Yeah, for sure, but now these days I don’t use it too much, probably because I used it so much back then. I just go in a different direction now. It’s like when I came over to England with no money, and all I could afford was fish and chips. I can’t even look at fish and chips without getting sick… same thing with flangers now.
When did you switch from Marshall heads to Engls?
I really do love the whole Marshall system. It’s big and solid, with a consistently great sound; the most road-worthy amp ever built. You can’t really improve on a classic like that, but it’s always good to switch things up. But that wasn’t the reason for my switch to Engl–that was more a do or die thing.
About two years ago on a UK tour I was using a stand-in guitar tech who managed to run the wrong voltage through both my Marshall amps just before our Wembley Arena show, blowing them all to hell. So with only a couple of hours before I had to play in front of 15,000 fans, my back was severely against the wall with nothing to play through. Luckily, an Engl representative was on tour with us and suggested that I try one of their amps. At that point I had never even heard of Engl and was very reluctant to go down that road, but the circumstances dictated otherwise so I had them throw one up for me to try, and from the first chord I was completely sold. Playing a new brand of amp in front of 15,000 people in your home town was quite an experience, but I loved the sound and have been using them ever since.
Have you consciously focused your attention on using more vibrato styles, or was it a natural evolution?
Well, it’s kind of something I’ve always had, but you do have to dial in and pay attention to those stylistic things as time goes on. A simple addition of vibrato, sustain, or a pull of the whammy bar can take an old song in a whole new, refreshing direction. It’s just about reinventing the song in new ways. There is nothing worse than listening to a guitarist playing a straight note, or that million-milean- hour vibrato—that goat kind of a vibrato. I always equate it to a singer or a saxophone player, and how they use their vibrato. You stretch the note up, you let it rest for a second and then you rip into it. You have to give that sound, tone, or note a feel or emotion— something that brings it alive and makes it tangible. Sometimes space and air make all the difference in an ordinary lick or a classic.

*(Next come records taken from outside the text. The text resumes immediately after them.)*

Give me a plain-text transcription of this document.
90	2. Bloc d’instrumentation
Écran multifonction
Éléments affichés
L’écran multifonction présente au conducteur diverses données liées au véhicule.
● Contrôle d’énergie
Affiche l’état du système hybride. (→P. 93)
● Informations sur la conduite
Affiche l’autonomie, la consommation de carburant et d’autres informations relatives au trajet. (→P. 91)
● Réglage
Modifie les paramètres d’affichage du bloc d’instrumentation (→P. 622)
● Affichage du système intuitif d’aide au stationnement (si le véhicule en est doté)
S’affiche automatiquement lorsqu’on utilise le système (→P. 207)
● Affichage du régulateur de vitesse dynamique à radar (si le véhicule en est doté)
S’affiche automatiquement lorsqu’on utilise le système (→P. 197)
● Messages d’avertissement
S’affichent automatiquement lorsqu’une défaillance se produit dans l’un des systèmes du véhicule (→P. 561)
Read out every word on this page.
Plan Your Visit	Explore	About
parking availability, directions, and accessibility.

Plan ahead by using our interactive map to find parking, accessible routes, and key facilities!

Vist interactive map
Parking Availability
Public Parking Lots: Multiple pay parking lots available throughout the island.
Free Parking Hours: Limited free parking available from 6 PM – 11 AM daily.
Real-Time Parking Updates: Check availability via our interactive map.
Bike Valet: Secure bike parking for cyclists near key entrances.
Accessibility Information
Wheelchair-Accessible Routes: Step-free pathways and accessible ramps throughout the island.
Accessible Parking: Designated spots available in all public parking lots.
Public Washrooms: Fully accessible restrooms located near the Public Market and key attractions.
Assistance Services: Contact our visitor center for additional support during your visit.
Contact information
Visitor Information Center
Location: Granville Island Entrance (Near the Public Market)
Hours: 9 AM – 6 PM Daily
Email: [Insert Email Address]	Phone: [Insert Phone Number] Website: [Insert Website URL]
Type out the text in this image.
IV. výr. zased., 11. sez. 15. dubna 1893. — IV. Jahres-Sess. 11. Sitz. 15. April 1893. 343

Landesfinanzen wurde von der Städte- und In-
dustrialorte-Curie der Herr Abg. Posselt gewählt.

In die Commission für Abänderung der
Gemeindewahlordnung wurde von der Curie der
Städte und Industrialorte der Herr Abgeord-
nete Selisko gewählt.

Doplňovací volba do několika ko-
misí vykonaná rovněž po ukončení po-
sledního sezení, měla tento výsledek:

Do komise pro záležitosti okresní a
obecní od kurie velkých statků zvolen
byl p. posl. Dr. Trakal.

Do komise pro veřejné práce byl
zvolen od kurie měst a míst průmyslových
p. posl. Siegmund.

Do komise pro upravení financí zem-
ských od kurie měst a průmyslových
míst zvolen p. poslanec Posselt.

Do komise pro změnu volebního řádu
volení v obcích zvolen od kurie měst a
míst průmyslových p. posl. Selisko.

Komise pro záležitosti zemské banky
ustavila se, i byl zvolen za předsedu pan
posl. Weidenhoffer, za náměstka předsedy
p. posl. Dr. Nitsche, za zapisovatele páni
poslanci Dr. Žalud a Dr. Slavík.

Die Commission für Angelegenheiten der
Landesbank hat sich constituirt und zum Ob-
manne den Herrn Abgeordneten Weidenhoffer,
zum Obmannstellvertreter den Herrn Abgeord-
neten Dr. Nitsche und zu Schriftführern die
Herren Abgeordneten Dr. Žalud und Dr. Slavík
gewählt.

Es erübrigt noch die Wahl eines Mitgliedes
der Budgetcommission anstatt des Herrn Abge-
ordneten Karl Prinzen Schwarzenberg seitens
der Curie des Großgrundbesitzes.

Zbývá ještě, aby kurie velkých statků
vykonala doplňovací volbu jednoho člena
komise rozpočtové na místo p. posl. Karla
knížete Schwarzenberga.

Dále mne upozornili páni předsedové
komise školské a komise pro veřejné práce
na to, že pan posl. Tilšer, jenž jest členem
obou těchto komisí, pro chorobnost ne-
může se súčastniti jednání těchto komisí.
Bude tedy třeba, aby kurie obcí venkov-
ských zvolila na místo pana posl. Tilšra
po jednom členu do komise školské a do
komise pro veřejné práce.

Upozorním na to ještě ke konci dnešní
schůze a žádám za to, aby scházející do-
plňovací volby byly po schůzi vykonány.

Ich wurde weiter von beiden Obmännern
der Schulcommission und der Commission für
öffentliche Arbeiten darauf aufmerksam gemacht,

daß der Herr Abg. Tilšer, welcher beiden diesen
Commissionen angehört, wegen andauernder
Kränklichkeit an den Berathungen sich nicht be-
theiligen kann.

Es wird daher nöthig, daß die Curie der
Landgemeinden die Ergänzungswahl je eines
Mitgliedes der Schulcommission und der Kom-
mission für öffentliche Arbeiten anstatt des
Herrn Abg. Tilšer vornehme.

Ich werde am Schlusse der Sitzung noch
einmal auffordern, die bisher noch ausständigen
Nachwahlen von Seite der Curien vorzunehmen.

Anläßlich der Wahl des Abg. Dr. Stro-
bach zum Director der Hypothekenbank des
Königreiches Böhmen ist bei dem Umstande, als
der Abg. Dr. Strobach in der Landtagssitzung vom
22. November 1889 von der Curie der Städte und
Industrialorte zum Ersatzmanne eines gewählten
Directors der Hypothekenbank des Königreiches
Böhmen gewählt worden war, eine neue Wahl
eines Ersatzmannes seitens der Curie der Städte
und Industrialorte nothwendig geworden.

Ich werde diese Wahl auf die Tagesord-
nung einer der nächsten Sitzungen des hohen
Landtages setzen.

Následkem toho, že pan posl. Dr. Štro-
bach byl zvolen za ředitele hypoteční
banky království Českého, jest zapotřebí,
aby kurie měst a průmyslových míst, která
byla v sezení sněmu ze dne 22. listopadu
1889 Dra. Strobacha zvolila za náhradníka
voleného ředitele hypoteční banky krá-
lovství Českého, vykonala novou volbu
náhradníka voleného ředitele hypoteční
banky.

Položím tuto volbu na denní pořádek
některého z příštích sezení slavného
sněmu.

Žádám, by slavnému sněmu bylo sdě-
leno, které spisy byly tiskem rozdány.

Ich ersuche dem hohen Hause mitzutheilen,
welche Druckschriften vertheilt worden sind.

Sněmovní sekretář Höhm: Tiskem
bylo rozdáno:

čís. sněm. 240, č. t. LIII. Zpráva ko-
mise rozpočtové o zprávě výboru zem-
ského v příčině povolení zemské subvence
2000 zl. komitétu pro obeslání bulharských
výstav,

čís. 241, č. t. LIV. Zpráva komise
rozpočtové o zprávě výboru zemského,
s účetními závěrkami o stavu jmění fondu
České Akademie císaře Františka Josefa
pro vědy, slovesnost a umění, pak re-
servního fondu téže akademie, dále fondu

Thin Lizzy albums always bring to mind the doubled-guitar sound—whether through a flanger, a phaser, or just recorded in two parts—and that gritty, synchronized Les Paul attack. How did that come about?
[Laughs] There was no tried, trusted and fast way to come up with that kind of stuff. For us, it just came down to what sounded the best on that given day.
In regards to the guitar harmony, a lot of the times we would track it and then do it again to simply thicken up the guitars. For tracks like “Jailbreak” and “The Boys Are Back in Town,” I played the upper register and Brian would layer it with his own tracks, but on the lower registers. Sometimes we’d tune differently, switch guitars, or just use the same exact setup for both layers and guitar tracks. It was primarily for tonal proclivity, just to darken and thicken things up.